I'm afraid it is more complicated. There is a thing called "performance legitimacy in China." The CCP has to deliver both material and psychological (ideational) benefits to the citizens in order for the citizens to identify positively with the CCP's political goals. However the CCP is managed by human beings, and humans make mistakes. The worst mistake would be to make a small mistake, refuse to acknowledge, and subsequently cover up when everyone already knows. When such behaviors become standard practice within a bureaucracy, that's how you lose your credibility as a ruler.

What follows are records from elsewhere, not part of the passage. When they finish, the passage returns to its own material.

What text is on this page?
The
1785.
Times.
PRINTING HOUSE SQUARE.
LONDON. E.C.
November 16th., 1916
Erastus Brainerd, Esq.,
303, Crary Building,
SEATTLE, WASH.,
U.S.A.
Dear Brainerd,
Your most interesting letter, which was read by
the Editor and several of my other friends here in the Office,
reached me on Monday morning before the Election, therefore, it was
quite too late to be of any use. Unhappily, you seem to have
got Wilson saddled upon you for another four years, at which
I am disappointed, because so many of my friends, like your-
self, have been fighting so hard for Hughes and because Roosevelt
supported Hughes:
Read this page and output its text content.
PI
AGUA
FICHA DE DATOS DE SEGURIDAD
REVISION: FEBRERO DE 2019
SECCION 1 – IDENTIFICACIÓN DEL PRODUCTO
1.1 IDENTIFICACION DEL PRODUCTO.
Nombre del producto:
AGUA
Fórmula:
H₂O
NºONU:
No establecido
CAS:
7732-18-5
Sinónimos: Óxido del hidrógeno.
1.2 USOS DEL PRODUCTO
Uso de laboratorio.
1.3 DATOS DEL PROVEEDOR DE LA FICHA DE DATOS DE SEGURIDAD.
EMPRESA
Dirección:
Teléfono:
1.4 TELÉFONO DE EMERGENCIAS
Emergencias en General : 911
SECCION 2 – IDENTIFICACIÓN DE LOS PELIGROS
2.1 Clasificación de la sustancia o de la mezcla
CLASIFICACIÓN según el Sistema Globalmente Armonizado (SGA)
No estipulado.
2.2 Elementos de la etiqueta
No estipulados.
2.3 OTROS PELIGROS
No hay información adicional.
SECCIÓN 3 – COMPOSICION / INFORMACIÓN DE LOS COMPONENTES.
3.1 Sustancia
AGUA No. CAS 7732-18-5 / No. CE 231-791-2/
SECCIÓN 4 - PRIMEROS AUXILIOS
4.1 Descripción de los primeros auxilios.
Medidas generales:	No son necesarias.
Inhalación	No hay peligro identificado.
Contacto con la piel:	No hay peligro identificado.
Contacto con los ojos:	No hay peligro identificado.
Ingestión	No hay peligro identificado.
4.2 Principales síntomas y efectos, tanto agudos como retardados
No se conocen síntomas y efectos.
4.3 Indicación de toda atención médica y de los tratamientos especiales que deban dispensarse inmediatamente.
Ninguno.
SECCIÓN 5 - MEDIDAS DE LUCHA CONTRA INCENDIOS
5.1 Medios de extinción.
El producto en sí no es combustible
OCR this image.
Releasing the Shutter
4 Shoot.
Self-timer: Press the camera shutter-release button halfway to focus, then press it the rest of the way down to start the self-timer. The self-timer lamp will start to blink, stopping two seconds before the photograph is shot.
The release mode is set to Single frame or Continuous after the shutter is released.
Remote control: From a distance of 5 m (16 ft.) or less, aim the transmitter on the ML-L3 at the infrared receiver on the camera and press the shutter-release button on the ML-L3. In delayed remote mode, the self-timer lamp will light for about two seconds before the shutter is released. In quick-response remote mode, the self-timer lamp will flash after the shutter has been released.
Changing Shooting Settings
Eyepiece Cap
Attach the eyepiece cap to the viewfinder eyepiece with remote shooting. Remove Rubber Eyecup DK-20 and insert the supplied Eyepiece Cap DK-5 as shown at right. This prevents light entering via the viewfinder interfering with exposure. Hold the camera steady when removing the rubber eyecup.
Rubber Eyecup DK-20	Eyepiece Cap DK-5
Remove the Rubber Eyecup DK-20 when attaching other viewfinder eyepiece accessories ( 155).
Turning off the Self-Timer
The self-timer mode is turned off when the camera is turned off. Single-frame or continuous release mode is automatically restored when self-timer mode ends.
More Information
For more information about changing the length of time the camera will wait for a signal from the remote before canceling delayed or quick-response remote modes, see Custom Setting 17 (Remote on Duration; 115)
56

I'm afraid you are applying your set of ideals and imagining events based on them. The truth is that the CCP has done so well that it has more than enough credit to weather small mistakes, or even larger ones. When your set of concerns comes into play would be if China's large goals are failing to be met and China looks like it will be fading like the Soviet Union. People may bitch and moan but actual support and approval of the CCP is incredibly high along with nationalism. Right now, if every government that made a small mistake and tried to cover it up were to lose legitimacy, there would be no legitimate governments left, and that's not to say that Beijing will not take responsibility to those 8 doctors; depending on what actually happened (how wrong/right they were and what their methods were), Beijing may well choose to honor them, but now in the heat of battle is not the time.
It is so minor that WeChat and Weibo blew up with demands for freedom of speech and blames toward Wuhan government for cover-ups and delayed response.
What can I say, when a giant walks, people think it's an earthquake. You think that's major? Because you don't know the scale of China. This is minor, and it will blow over into nothing. Wait and see.
The problem is that he was not proactive at all until it became clear that there is a pandemic.
First of all, it's an epidemic, not a pandemic. Secondly, why don't you try being educated in viruses and write the CDC protocol and when something causes undue panic or if an epidemic is not recognized early enough, everyone drag your body out on the street to be tarred and feathered, huh? You want everything perfect with no problems, go do it yourself.
Wouldn't that lead to even more cover-ups and risks of power abuse? Transparency is what compels bureaucrats to do their jobs. Yes, intelligence agencies and the military may require certain degrees of secrecy due to defense against spies, but not municipal government.
The key is competence. The more power you put into the hands of a competent government, the better the result. The more transparency and checks are demanded of an incompetent government, the better the result. There is no government out there as competent and result-oriented as the CCP. And it's easy to nitpick on specific instances where mistakes were made like this one, but overall, my statement stands.